Plus récemment, il a été suggéré un autre mécanisme impliquant l'IL-17 de manière indirecte dans le contrôle de la colonisation par SFB. En effet, l'étude de Flannigan et al. suggère que l’IL- 17 exercerait un effet chimiotactique sur les neutrophiles qui pourraient alors contrôler la colonisation par SFB. En effet, les auteurs observent que la colonisation de souris dépourvues de SFB par un microbiote contenant de la SFB induit un recrutement des neutrophiles au niveau de l'iléon, et que ce recrutement est corrélé à l'augmentation de l'ARNm codant pour l'IL-17. Confirmant l'implication de l'IL-17 dans le recrutement des neutrophiles, l'administration d'un anticorps anti-IL17A abolit complètement l'influx des neutrophiles au niveau de l'intestin grêle. Dans la même étude, l'utilisation d'un anticorps déplétant les neutrophiles induit une surcolonisation par SFB, corrélé à une diminution de l'expression d'IL-22 suggérant alors que les neutrophiles, une fois recrutés au niveau de l'intestin grâce à l'IL-17A, pourraient permettre de contrôler le niveau de colonisation par SFB via leur sécrétion d'IL-22.
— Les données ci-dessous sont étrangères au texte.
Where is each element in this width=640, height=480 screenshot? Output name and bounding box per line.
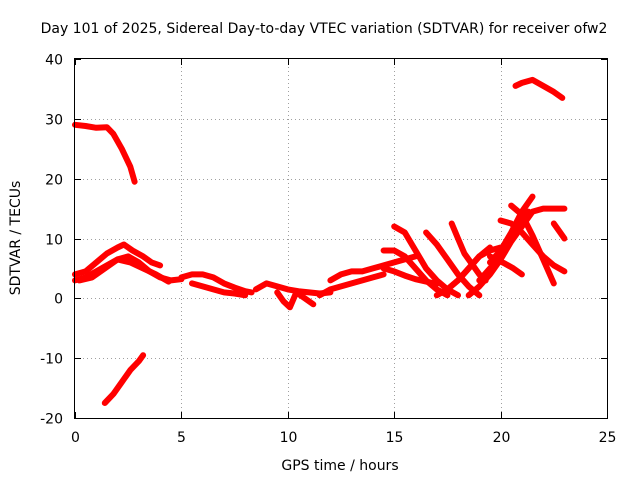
series-arc-1 — [72, 121, 138, 185]
y-tick-label: 0 — [54, 292, 63, 308]
series-arc-15 — [423, 229, 483, 299]
y-tick-label: 10 — [45, 233, 63, 249]
series-arc-17 — [444, 244, 493, 293]
x-tick-label: 15 — [386, 430, 404, 446]
y-tick-label: 40 — [45, 53, 63, 69]
grid — [75, 59, 607, 418]
y-tick-label: -20 — [40, 412, 63, 428]
series-arc-8 — [252, 280, 334, 297]
series-arc-26 — [512, 76, 566, 101]
series-arc-24 — [508, 202, 557, 287]
plot-frame — [74, 58, 608, 419]
y-tick-label: -10 — [40, 352, 63, 368]
x-tick-label: 0 — [71, 430, 80, 446]
series-arc-10 — [316, 271, 387, 299]
y-axis-label: SDTVAR / TECUs — [8, 181, 24, 296]
series-arc-12 — [380, 247, 451, 299]
series-arc-7 — [189, 280, 249, 299]
series-arc-25 — [550, 220, 568, 242]
series-arc-9 — [274, 289, 317, 311]
x-tick-label: 25 — [599, 430, 617, 446]
series-arc-6 — [178, 271, 255, 296]
series-arc-22 — [487, 253, 525, 278]
x-tick-label: 5 — [177, 430, 186, 446]
series-arc-3 — [72, 241, 164, 278]
chart-title: Day 101 of 2025, Sidereal Day-to-day VTE… — [41, 21, 608, 37]
x-axis-label: GPS time / hours — [281, 458, 398, 474]
data-traces — [72, 76, 568, 406]
series-arc-14 — [380, 265, 440, 287]
series-arc-23 — [497, 217, 568, 275]
x-tick-label: 20 — [493, 430, 511, 446]
y-tick-label: 20 — [45, 173, 63, 189]
series-arc-21 — [487, 193, 536, 266]
series-arc-5 — [76, 256, 172, 285]
x-tick-label: 10 — [280, 430, 298, 446]
series-arc-2 — [101, 352, 147, 406]
axis-ticks: 0 5 10 15 20 25 -20 -10 0 10 20 30 40 — [40, 53, 616, 447]
y-tick-label: 30 — [45, 113, 63, 129]
series-arc-11 — [327, 253, 419, 284]
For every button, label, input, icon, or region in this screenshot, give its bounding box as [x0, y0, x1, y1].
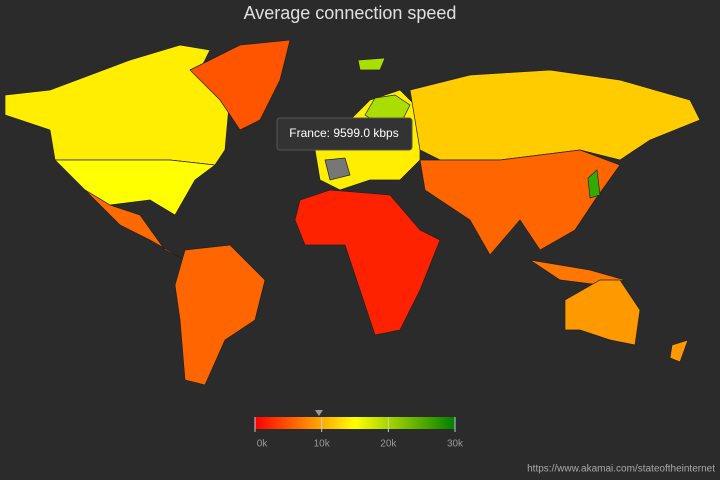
legend-marker: [314, 410, 323, 416]
south-america[interactable]: [174, 244, 266, 386]
legend-tick-label: 30k: [447, 439, 464, 450]
greenland[interactable]: [189, 39, 291, 131]
africa[interactable]: [294, 189, 441, 336]
svalbard[interactable]: [357, 57, 386, 71]
australia[interactable]: [564, 279, 641, 346]
credit: https://www.akamai.com/stateoftheinterne…: [527, 464, 715, 475]
japan[interactable]: [587, 169, 601, 199]
legend-tick-label: 0k: [257, 439, 269, 450]
color-legend: [255, 417, 455, 429]
tooltip-box: [276, 117, 413, 151]
chart-title: Average connection speed: [244, 3, 457, 23]
legend-tick-label: 20k: [380, 439, 397, 450]
world-map: [4, 39, 701, 386]
new-zealand[interactable]: [669, 339, 689, 363]
mexico-central-america[interactable]: [84, 189, 186, 261]
tooltip: France: 9599.0 kbps: [276, 117, 413, 151]
canada-alaska[interactable]: [4, 44, 231, 166]
legend-tick-label: 10k: [314, 439, 331, 450]
tooltip-text: France: 9599.0 kbps: [289, 126, 398, 140]
asia[interactable]: [419, 149, 621, 256]
indonesia[interactable]: [529, 259, 626, 286]
france[interactable]: [324, 157, 351, 181]
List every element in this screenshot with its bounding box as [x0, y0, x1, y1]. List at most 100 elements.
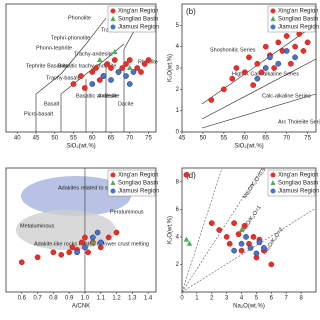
x-tick-label: 7: [285, 296, 289, 302]
point: [292, 43, 298, 50]
boundary-line: [201, 58, 317, 120]
boundary-line: [181, 167, 223, 293]
plot-frame: [181, 167, 317, 293]
point: [78, 239, 85, 246]
legend-box: [267, 169, 316, 197]
annotation: Peraluminous: [110, 209, 144, 215]
point: [58, 251, 65, 258]
annotation: Picro-basalt: [24, 111, 54, 117]
legend-symbol: [270, 24, 276, 30]
x-tick-label: 1: [195, 296, 199, 302]
point: [134, 65, 141, 71]
y-tick-label: 2: [176, 262, 180, 268]
legend-label: Songliao Basin: [118, 181, 158, 187]
point: [268, 261, 275, 268]
x-tick-label: 0.8: [49, 296, 58, 302]
point: [292, 54, 298, 61]
point: [119, 65, 126, 71]
point: [288, 60, 294, 67]
field: [16, 210, 116, 250]
point: [18, 259, 25, 266]
panel-label: (d): [186, 171, 196, 180]
x-tick-label: 55: [70, 136, 77, 142]
point: [256, 239, 263, 246]
annotation: Trachy-basalt: [46, 75, 80, 81]
x-tick-label: 70: [126, 136, 133, 142]
annotation: Phono-tephrite: [36, 45, 72, 51]
point: [216, 227, 223, 233]
point: [238, 240, 245, 247]
legend-symbol: [270, 16, 276, 21]
boundary-line: [123, 23, 139, 132]
x-tick-label: 3: [225, 296, 229, 302]
point: [104, 61, 111, 67]
point: [275, 60, 282, 67]
annotation: Arc Tholeiite Series: [278, 119, 320, 125]
x-tick-label: 5: [255, 296, 259, 302]
legend-label: Songliao Basin: [278, 17, 318, 23]
x-tick-label: 1.0: [81, 296, 90, 302]
y-tick-label: 6: [176, 207, 180, 213]
y-tick-label: 3: [176, 66, 180, 72]
point: [246, 54, 252, 61]
point: [243, 234, 249, 240]
point: [262, 65, 269, 71]
annotation: Dacite: [118, 101, 134, 107]
point: [223, 234, 230, 240]
y-tick-label: 4: [176, 234, 180, 240]
annotation: Phonolite: [68, 15, 91, 21]
annotation: Tephrite Basanite: [26, 63, 69, 69]
point: [96, 77, 103, 83]
x-tick-label: 0: [180, 296, 184, 302]
x-tick-label: 1.1: [97, 296, 106, 302]
point: [108, 65, 114, 71]
point: [231, 220, 237, 226]
point: [82, 234, 88, 241]
legend-label: Jiamusi Region: [278, 189, 319, 195]
point: [97, 239, 104, 246]
point: [34, 254, 41, 261]
point: [283, 48, 290, 54]
point: [208, 220, 215, 226]
point: [141, 61, 148, 67]
point: [126, 81, 133, 87]
point: [85, 249, 91, 256]
annotation: Trachy-andesite: [74, 51, 113, 57]
legend-symbol: [110, 16, 116, 21]
point: [254, 60, 261, 67]
annotation: Shoshonitic Series: [210, 47, 256, 53]
point: [183, 172, 190, 178]
panel-label: (b): [186, 7, 196, 16]
legend-symbol: [110, 188, 116, 194]
point: [93, 65, 99, 71]
point: [250, 82, 257, 88]
point: [235, 231, 242, 237]
point: [74, 249, 80, 256]
annotation: Adakites related to slab melting: [58, 185, 134, 191]
x-tick-label: 0.9: [65, 296, 74, 302]
point: [111, 49, 118, 54]
point: [82, 244, 88, 251]
point: [254, 75, 261, 82]
point: [123, 73, 129, 79]
point: [233, 65, 240, 71]
y-axis-title: K₂O(wt.%): [168, 216, 174, 244]
x-axis-title: A/CNK: [72, 304, 90, 310]
x-tick-label: 40: [14, 136, 21, 142]
plot-frame: [5, 3, 157, 133]
point: [241, 69, 248, 76]
point: [90, 239, 96, 245]
legend-symbol: [270, 180, 276, 185]
point: [138, 69, 144, 75]
x-tick-label: 1.3: [128, 296, 137, 302]
x-tick-label: 60: [241, 136, 248, 142]
point: [145, 57, 152, 63]
point: [250, 234, 257, 240]
point: [226, 240, 233, 247]
x-tick-label: 75: [145, 136, 152, 142]
legend-label: Xing'an Region: [118, 9, 159, 15]
point: [78, 73, 84, 79]
annotation: High-K Calc-alkaline Series: [232, 71, 299, 77]
x-tick-label: 45: [33, 136, 40, 142]
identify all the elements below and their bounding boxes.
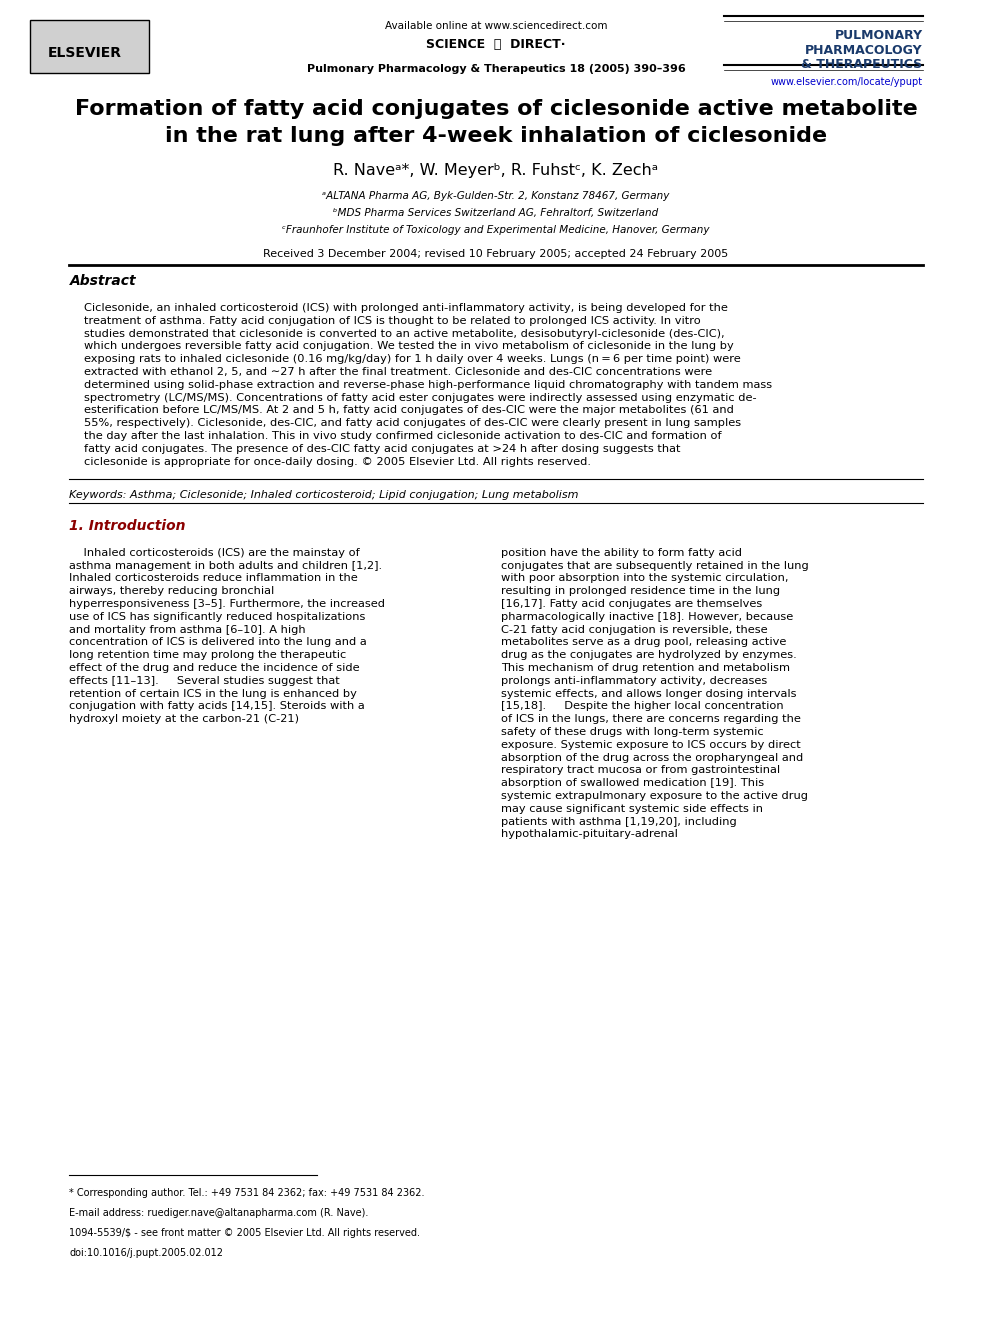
Text: R. Naveᵃ*, W. Meyerᵇ, R. Fuhstᶜ, K. Zechᵃ: R. Naveᵃ*, W. Meyerᵇ, R. Fuhstᶜ, K. Zech… [333,163,659,177]
Text: Inhaled corticosteroids (ICS) are the mainstay of
asthma management in both adul: Inhaled corticosteroids (ICS) are the ma… [69,548,386,724]
Text: doi:10.1016/j.pupt.2005.02.012: doi:10.1016/j.pupt.2005.02.012 [69,1248,223,1258]
Text: & THERAPEUTICS: & THERAPEUTICS [802,58,923,71]
Text: Abstract: Abstract [69,274,136,288]
FancyBboxPatch shape [30,20,149,73]
Text: ᵇMDS Pharma Services Switzerland AG, Fehraltorf, Switzerland: ᵇMDS Pharma Services Switzerland AG, Feh… [333,208,659,218]
Text: www.elsevier.com/locate/ypupt: www.elsevier.com/locate/ypupt [771,77,923,87]
Text: PULMONARY: PULMONARY [834,29,923,42]
Text: 1094-5539/$ - see front matter © 2005 Elsevier Ltd. All rights reserved.: 1094-5539/$ - see front matter © 2005 El… [69,1228,421,1238]
Text: E-mail address: ruediger.nave@altanapharma.com (R. Nave).: E-mail address: ruediger.nave@altanaphar… [69,1208,369,1218]
Text: Available online at www.sciencedirect.com: Available online at www.sciencedirect.co… [385,21,607,32]
Text: ELSEVIER: ELSEVIER [48,46,121,61]
Text: 1. Introduction: 1. Introduction [69,519,186,533]
Text: ᶜFraunhofer Institute of Toxicology and Experimental Medicine, Hanover, Germany: ᶜFraunhofer Institute of Toxicology and … [283,225,709,235]
Text: * Corresponding author. Tel.: +49 7531 84 2362; fax: +49 7531 84 2362.: * Corresponding author. Tel.: +49 7531 8… [69,1188,425,1199]
Text: Ciclesonide, an inhaled corticosteroid (ICS) with prolonged anti-inflammatory ac: Ciclesonide, an inhaled corticosteroid (… [84,303,773,467]
Text: SCIENCE  ⓓ  DIRECT·: SCIENCE ⓓ DIRECT· [427,38,565,52]
Text: Received 3 December 2004; revised 10 February 2005; accepted 24 February 2005: Received 3 December 2004; revised 10 Feb… [263,249,729,259]
Text: Pulmonary Pharmacology & Therapeutics 18 (2005) 390–396: Pulmonary Pharmacology & Therapeutics 18… [307,64,685,74]
Text: Formation of fatty acid conjugates of ciclesonide active metabolite
in the rat l: Formation of fatty acid conjugates of ci… [74,99,918,146]
Text: position have the ability to form fatty acid
conjugates that are subsequently re: position have the ability to form fatty … [501,548,808,839]
Text: Keywords: Asthma; Ciclesonide; Inhaled corticosteroid; Lipid conjugation; Lung m: Keywords: Asthma; Ciclesonide; Inhaled c… [69,490,579,500]
Text: ᵃALTANA Pharma AG, Byk-Gulden-Str. 2, Konstanz 78467, Germany: ᵃALTANA Pharma AG, Byk-Gulden-Str. 2, Ko… [322,191,670,201]
Text: PHARMACOLOGY: PHARMACOLOGY [805,44,923,57]
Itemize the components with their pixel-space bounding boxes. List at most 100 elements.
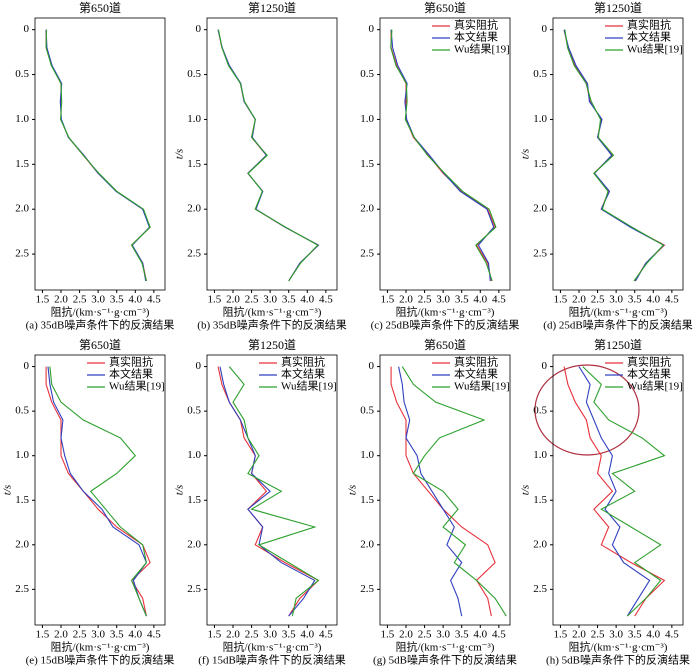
y-tick-label: 1.0 xyxy=(533,113,547,125)
x-tick-label: 4.0 xyxy=(300,294,314,306)
y-tick-label: 2.5 xyxy=(187,583,201,595)
series-line xyxy=(49,366,147,617)
y-tick-label: 0 xyxy=(196,360,202,372)
plot-frame xyxy=(206,17,338,291)
x-tick-label: 3.0 xyxy=(436,294,450,306)
series-line xyxy=(401,366,507,617)
legend-label: 真实阻抗 xyxy=(109,355,153,369)
x-tick-label: 3.5 xyxy=(628,629,642,641)
x-tick-label: 2.0 xyxy=(399,294,413,306)
plot-frame xyxy=(552,354,684,626)
y-tick-label: 2.0 xyxy=(15,538,29,550)
plot-frame xyxy=(552,17,684,291)
y-axis-label: t/s xyxy=(520,149,532,159)
y-tick-label: 1.0 xyxy=(360,449,374,461)
y-tick-label: 1.5 xyxy=(360,494,374,506)
x-axis-label: 阻抗/(km·s⁻¹·g·cm⁻³) xyxy=(396,305,495,319)
series-line xyxy=(390,29,497,282)
y-tick-label: 0 xyxy=(196,23,202,35)
series-line xyxy=(564,29,665,282)
series-line xyxy=(582,366,666,617)
x-tick-label: 4.0 xyxy=(128,629,142,641)
x-tick-label: 3.5 xyxy=(110,629,124,641)
x-tick-label: 2.5 xyxy=(245,294,259,306)
legend-label: 真实阻抗 xyxy=(454,355,498,369)
legend-label: 真实阻抗 xyxy=(627,18,671,32)
y-tick-label: 1.5 xyxy=(187,494,201,506)
caption: (d) 25dB噪声条件下的反演结果 xyxy=(543,318,692,332)
y-tick-label: 0 xyxy=(369,360,375,372)
x-tick-label: 3.5 xyxy=(110,294,124,306)
panel-title: 第650道 xyxy=(79,338,121,352)
legend-label: Wu结果[19] xyxy=(454,43,510,56)
y-tick-label: 1.5 xyxy=(187,158,201,170)
x-tick-label: 4.5 xyxy=(319,294,333,306)
legend-label: 真实阻抗 xyxy=(454,18,498,32)
x-tick-label: 4.5 xyxy=(319,629,333,641)
legend-label: 本文结果 xyxy=(109,367,153,381)
panel-title: 第1250道 xyxy=(248,338,296,352)
x-tick-label: 2.0 xyxy=(54,629,68,641)
x-tick-label: 4.0 xyxy=(646,294,660,306)
x-tick-label: 2.0 xyxy=(572,629,586,641)
legend-label: Wu结果[19] xyxy=(627,43,683,56)
series-line xyxy=(398,366,463,617)
legend-label: Wu结果[19] xyxy=(109,380,165,393)
panel-title: 第650道 xyxy=(79,1,121,15)
x-tick-label: 1.5 xyxy=(36,294,50,306)
y-tick-label: 2.5 xyxy=(360,248,374,260)
x-tick-label: 4.0 xyxy=(473,629,487,641)
panel-title: 第650道 xyxy=(424,338,466,352)
highlight-ellipse xyxy=(534,364,640,456)
x-tick-label: 4.0 xyxy=(473,294,487,306)
legend-label: Wu结果[19] xyxy=(627,380,683,393)
x-tick-label: 3.5 xyxy=(282,294,296,306)
series-line xyxy=(390,366,496,617)
x-tick-label: 1.5 xyxy=(554,629,568,641)
series-line xyxy=(45,29,151,282)
y-tick-label: 1.5 xyxy=(360,158,374,170)
x-tick-label: 3.0 xyxy=(609,629,623,641)
caption: (b) 35dB噪声条件下的反演结果 xyxy=(197,318,346,332)
x-tick-label: 2.5 xyxy=(245,629,259,641)
series-line xyxy=(47,366,148,617)
y-tick-label: 2.0 xyxy=(533,203,547,215)
y-tick-label: 0.5 xyxy=(360,405,374,417)
panel-title: 第1250道 xyxy=(248,1,296,15)
x-axis-label: 阻抗/(km·s⁻¹·g·cm⁻³) xyxy=(223,640,322,654)
plot-frame xyxy=(379,17,511,291)
y-tick-label: 2.5 xyxy=(187,248,201,260)
x-tick-label: 2.0 xyxy=(572,294,586,306)
y-axis-label: t/s xyxy=(174,485,186,495)
y-axis-label: t/s xyxy=(347,485,359,495)
series-line xyxy=(217,366,320,617)
x-axis-label: 阻抗/(km·s⁻¹·g·cm⁻³) xyxy=(569,305,668,319)
x-tick-label: 4.5 xyxy=(492,629,506,641)
y-tick-label: 0.5 xyxy=(360,68,374,80)
x-axis-label: 阻抗/(km·s⁻¹·g·cm⁻³) xyxy=(51,305,150,319)
legend-label: Wu结果[19] xyxy=(281,380,337,393)
plot-frame xyxy=(34,354,166,626)
x-tick-label: 2.5 xyxy=(418,629,432,641)
x-tick-label: 3.0 xyxy=(609,294,623,306)
legend-label: 真实阻抗 xyxy=(281,355,325,369)
y-tick-label: 0.5 xyxy=(533,68,547,80)
x-tick-label: 2.0 xyxy=(226,629,240,641)
x-tick-label: 3.5 xyxy=(282,629,296,641)
legend-label: 本文结果 xyxy=(281,367,325,381)
x-tick-label: 3.0 xyxy=(91,629,105,641)
x-tick-label: 2.0 xyxy=(54,294,68,306)
y-axis-label: t/s xyxy=(2,485,14,495)
y-tick-label: 0 xyxy=(369,23,375,35)
x-tick-label: 1.5 xyxy=(381,629,395,641)
x-tick-label: 2.5 xyxy=(73,629,87,641)
x-tick-label: 4.5 xyxy=(665,629,679,641)
x-tick-label: 1.5 xyxy=(554,294,568,306)
x-tick-label: 4.0 xyxy=(128,294,142,306)
x-tick-label: 2.5 xyxy=(418,294,432,306)
x-tick-label: 2.0 xyxy=(226,294,240,306)
y-axis-label: t/s xyxy=(174,149,186,159)
x-axis-label: 阻抗/(km·s⁻¹·g·cm⁻³) xyxy=(569,640,668,654)
x-tick-label: 2.5 xyxy=(591,294,605,306)
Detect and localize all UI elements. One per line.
L'hypothèse proposée pour expliquer ce phénomène d'attraction au niveau de l'intestin serait l'induction de chimiokines promouvant le recrutement des neutrophiles, en parallèle de l'IL-17A. En effet, en parallèle de l'augmentation de l'expression de l'ARNm codant pour l'IL17, les auteurs ont aussi observé une augmentation de l'expression des ARNm codant pour CXCL1 et CXCL2, dont l'expression est prévenue par l'injection de l'anticorps bloquant l'IL-17A. Ce défaut d'expression de Cxcl1et Cxcl2 chez les souris injectées par l'anticorps pourrait alors expliquer le défaut de recrutement des neutrophiles (Flanningan et al., 2016).

Un troisième mécanisme d’action de l’IL-17 a été mis en évidence, cette fois-ci en périphérie de l’intestin. En effet, en l'absence d’IL-22 provoquant alors la rupture de la ségrégation hôte- microbiote, les souris présentent une splénomégalie associée à une plus forte réponse IL-17. L’administration d’antibiotiques supprime la splénomégalie et l’amplitude de la réponse IL-17 observée chez les souris Il22-/- devient alors comparable à celle des souris contrôles. Dans cette étude, l’IL-17 induite en périphérie aurait pour rôle de contrer l’évasion de commensaux depuis le compartiment intestinal (Shih et al., 2014).